On a recent trip to Beijing I visited Liu Xiaoyuan, a lawyer who is suing the Chinese web portal and blog-hosting service, Sohu, for censoring several of his blog posts. He wrote about our conversation here. The International Herald Tribune has an Associated Press article about him this week here. Liu argues that Sohu violated its own user contract by censoring his posts - since his posts discussing various legal issues did not violate any law, and did not fit the description of type of content that Sohu's user agreement says must not be published. Liu's case was thrown out by the Haidian district court in Beijing, but he is appealing to the Beijing No. 1 Intermediate Court. The odds on his appeal getting much of anywhere are considered rather long.
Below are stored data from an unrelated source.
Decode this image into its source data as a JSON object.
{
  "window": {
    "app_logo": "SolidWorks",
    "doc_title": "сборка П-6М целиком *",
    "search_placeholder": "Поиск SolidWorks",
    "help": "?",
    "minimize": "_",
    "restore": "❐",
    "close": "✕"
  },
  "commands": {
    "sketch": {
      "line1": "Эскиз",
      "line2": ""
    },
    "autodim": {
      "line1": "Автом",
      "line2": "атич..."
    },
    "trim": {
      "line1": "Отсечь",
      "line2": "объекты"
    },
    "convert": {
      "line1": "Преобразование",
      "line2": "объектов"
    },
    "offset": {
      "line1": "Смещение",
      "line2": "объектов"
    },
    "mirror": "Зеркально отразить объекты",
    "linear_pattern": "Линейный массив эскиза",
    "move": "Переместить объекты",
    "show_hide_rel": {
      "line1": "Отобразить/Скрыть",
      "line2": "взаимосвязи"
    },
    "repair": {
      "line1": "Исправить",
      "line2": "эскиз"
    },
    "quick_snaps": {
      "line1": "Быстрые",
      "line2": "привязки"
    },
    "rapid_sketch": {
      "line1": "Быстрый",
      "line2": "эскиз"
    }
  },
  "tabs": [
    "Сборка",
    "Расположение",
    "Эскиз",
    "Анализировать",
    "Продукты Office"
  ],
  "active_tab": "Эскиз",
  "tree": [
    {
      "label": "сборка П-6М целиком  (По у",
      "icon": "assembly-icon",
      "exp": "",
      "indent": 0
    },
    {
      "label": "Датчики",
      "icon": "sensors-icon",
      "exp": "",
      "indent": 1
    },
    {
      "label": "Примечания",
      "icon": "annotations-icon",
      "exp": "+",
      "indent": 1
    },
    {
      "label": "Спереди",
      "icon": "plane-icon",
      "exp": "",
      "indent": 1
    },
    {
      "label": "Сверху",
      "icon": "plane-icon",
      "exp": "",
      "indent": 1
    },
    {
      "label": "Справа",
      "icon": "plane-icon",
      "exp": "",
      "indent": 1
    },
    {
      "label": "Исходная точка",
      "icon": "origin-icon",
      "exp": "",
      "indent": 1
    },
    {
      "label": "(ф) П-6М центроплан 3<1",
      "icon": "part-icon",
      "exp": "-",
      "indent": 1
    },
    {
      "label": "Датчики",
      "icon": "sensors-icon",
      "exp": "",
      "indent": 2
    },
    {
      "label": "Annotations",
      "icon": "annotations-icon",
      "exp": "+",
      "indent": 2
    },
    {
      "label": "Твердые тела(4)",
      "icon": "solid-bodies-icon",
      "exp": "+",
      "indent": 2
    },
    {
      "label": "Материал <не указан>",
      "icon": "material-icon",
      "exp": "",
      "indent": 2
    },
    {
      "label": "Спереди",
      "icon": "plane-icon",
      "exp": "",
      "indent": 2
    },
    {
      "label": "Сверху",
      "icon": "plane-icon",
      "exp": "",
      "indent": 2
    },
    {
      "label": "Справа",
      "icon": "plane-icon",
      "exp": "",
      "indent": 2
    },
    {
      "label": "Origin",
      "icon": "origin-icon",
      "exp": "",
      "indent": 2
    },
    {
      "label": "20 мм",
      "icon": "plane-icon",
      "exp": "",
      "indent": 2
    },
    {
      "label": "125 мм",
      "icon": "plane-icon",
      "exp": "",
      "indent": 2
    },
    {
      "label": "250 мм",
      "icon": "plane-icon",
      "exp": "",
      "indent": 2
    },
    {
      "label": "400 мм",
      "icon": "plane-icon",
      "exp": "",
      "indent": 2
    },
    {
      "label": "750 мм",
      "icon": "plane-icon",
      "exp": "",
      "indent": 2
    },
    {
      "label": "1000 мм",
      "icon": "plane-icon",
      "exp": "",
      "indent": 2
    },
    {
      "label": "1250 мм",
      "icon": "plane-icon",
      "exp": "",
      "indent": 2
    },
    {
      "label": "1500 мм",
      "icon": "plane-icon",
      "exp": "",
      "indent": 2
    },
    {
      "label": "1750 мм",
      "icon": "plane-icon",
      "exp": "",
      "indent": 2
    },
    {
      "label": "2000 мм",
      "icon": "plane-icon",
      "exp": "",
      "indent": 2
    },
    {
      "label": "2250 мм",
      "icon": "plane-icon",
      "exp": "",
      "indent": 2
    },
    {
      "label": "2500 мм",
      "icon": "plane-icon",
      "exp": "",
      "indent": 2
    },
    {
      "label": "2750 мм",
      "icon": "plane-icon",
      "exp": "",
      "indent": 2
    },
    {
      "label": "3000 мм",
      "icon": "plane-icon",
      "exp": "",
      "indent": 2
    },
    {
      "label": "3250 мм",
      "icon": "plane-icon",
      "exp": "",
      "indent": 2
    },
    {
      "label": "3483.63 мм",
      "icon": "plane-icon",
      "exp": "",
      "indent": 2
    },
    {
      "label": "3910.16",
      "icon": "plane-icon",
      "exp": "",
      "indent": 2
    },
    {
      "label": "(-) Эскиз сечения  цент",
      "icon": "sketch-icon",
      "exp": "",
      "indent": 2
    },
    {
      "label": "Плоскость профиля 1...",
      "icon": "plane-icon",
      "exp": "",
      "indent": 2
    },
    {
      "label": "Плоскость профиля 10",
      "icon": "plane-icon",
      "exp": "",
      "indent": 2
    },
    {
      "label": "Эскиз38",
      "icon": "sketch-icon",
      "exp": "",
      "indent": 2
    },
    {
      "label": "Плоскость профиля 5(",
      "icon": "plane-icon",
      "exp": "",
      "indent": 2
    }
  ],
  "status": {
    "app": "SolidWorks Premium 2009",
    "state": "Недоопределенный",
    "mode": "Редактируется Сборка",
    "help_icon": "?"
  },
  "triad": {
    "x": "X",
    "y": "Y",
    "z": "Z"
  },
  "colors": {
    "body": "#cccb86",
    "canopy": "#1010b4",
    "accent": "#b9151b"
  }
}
Liu's office is a dusty low-rent affair in a rabbit-warren of offices inside a hotel, inside a shopping center across from Beijing's West Train Station. Liu is the classic pulblic-defender type who you can find in many countries: dogged, determined, believing fervently in everybody's right to legal defense and a their day in court. China has a constitution and a legal system and he takes them both seriously - along with the rights that they are supposed to grant China's citizens. He defends people accused of all kinds of crimes who don't have connections or resources to hire fancy lawyers. He says a foreign journalist recently asked him why, as a Communist Party member, he was defending people accused of theft or murder. He says there is no conflict: after all he is serving the people, isn't he?
Liu is obsessed with the law, with justice, with the legal process. He is so obsessed, in fact, that he writes about these topics on over a dozen blog-hosting services - and says he posts to about six of his blogs nearly every day. All of his blogs, he says, have censored his postings at various times. But they all censor his writings differently: some censor much more heavily than others, some have their staff members review his posts before they appear publicly, some notify him that his content has been deleted and send it back to him, some just mask from public view it or delete it without explanation. The articles he is suing Sohu for blocking, he was able to post on Sina with no problem. When he logs into the administrative area of his blog, he can see the content of his post, marked by a message warning him that the post has been locked and unpublished. Here is a photo I took when he showed me the screen (click to enlarge):
It says: "Dear Blogger-friend, Hello! We are very sorry to inform you that due to certain reasons this blog post is not suitable to be publicly shown and has been locked down. You can see the original text and photos through this page. Thank you for your understanding and support of Sohu. [Then it gives the number of a 24 hour service hotline and service e-mail.]
Liu's experience is very consistent with the system of internal censorship carried out by Chinese blog-hosting companies as described by Reporters Without Borders' latest report, "Journey to the heart of Internet censorship." The report describes how Chinese Internet companies, especially blog-hosting companies and others dealing with user generated content, are required to police and censor their users in order to keep their business licenses. It describes how all web companies have a section or department for monitoring and censoring user content, how executives of all Beijing-based web companies are required to attend weekly meetings with the Internet Information Administrative Bureau. It also describes - which is consistent with what I've heard - that the first line of control over web content is directed to a great extent by the city-level Internet authorities, which results in wide variation over the extent and methods of censorship by companies based in different cities and provinces.
Chinese internet censorship has two parts, external and internal: a filtering system blocks external websites from being seen by people inside China unless they use circumvention technology like proxy servers; the internal system controls content published on websites hosted on computer servers inside China. That first part is what people call the "great firewall of China," (which researchers point out is not a real firewall) that controls access to external websites by people inside China. This filtering system is well documented by the Open Net Initiative and others. The system Liu experiences every day, whose internal workings Reporters Without Borders describes in its report, is part of the internal censorship system. This system of internal, company-level controls which began to take shape in 2005 is more thorough and irreversible than the externally-directed "great firewall" system. Content posted on websites hosted on servers overseas can't be taken down by Chinese authorities (unless they successfully pressure foreign companies to take it down), so generally if an Internet user knows how to use a proxy server, they can still access the content. Under the internal control system, authorities pressure web companies and service providers to keep certain kinds of content off the web altogether - to the greatest extent possible. The reason why thousands of Internet Data Centers (IDC's) were shut down beginning last month in the run-up for the politically sensitive 17th Party Congress was that the websites hosted on them were not adequately able to control their user generated content in the way that Sohu, Sina, and the other big Web2.0 companies do, under the "guidance" of various government and Party departments as the RWB report describes.
Just as China's filtering system of external websites is unparalleled in the world in terms of its success and complexity, so is China's internal web censorship system. In effect, the Chinese government co-opts the private sector into doing its censorship work. It is a model which I am sure many governments around the world will be eager to emulate if they aren't already doing so.